- De Raad van State heeft de gemeente Den Haag toegestaan om kamervergunningen voor middeldure en duurdere woningen te weigeren.
- Het kamerverhuurbeleid, dat sinds 2019 meerdere keren is gewijzigd, geldt nu voor alle woningen in Den Haag.
- In een specifiek geval moet de gemeente mogelijk alsnog een vergunning krijgen voor kamerverhuur, omdat de oorspronkelijke vergunning werd verleend voordat het strengere beleid van kracht werd.
De gemeente Den Haag heeft toestemming gekregen om kamervergunningen voor middeldure en duurdere woningen te weigeren, zo besliste de Raad van State deze week in hoger beroep. Daarover schrijft het AD.
Dit besluit bevestigt het strenge kamerverhuurbeleid dat de gemeente sinds enkele jaren hanteert, met als doel het behoud van schaarse woningen voor reguliere bewoning.
Eerder had een lagere Haagse bestuursrechter kritiek geuit op het beleid, omdat de gemeente niet voldoende had onderbouwd dat er een grote schaarste was aan middeldure en dure woningen.
Wel had Den Haag aangetoond dat er een tekort is aan betaalbare woningen, wat leidde tot beperkingen op het omzetten van betaalbare woningen naar kamerverhuurpanden. Inmiddels geldt het strenge kamerverhuurbeleid voor alle woningen in de stad.
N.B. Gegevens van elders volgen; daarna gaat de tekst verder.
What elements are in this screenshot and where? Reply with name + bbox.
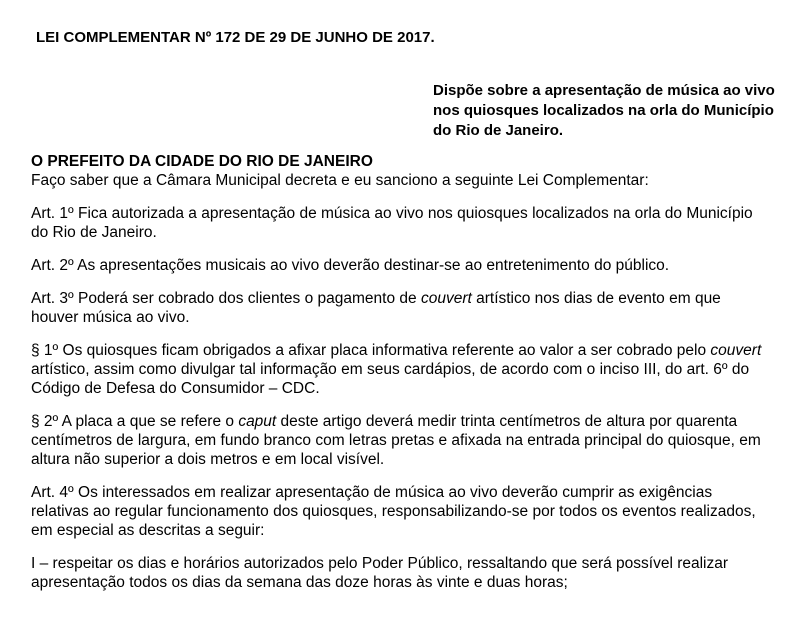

Gemeente moet een geweigerde vergunning opnieuw beoordelen
Een specifiek geval, waarover de krant bericht, betreft verhuurder Jeroen Lentze, die aanvankelijk een vergunning kreeg voor het omzetten van een pand aan de Juliana van Stolberglaan in elf kamers, maar deze vergunning later ingetrokken zag door de gemeente.
De Raad van State oordeelde dat de gemeente opnieuw moet beoordelen of Lentze niet alsnog een vergunning moet krijgen, aangezien zijn oorspronkelijke vergunning werd verleend vóór het strengere beleid van kracht werd.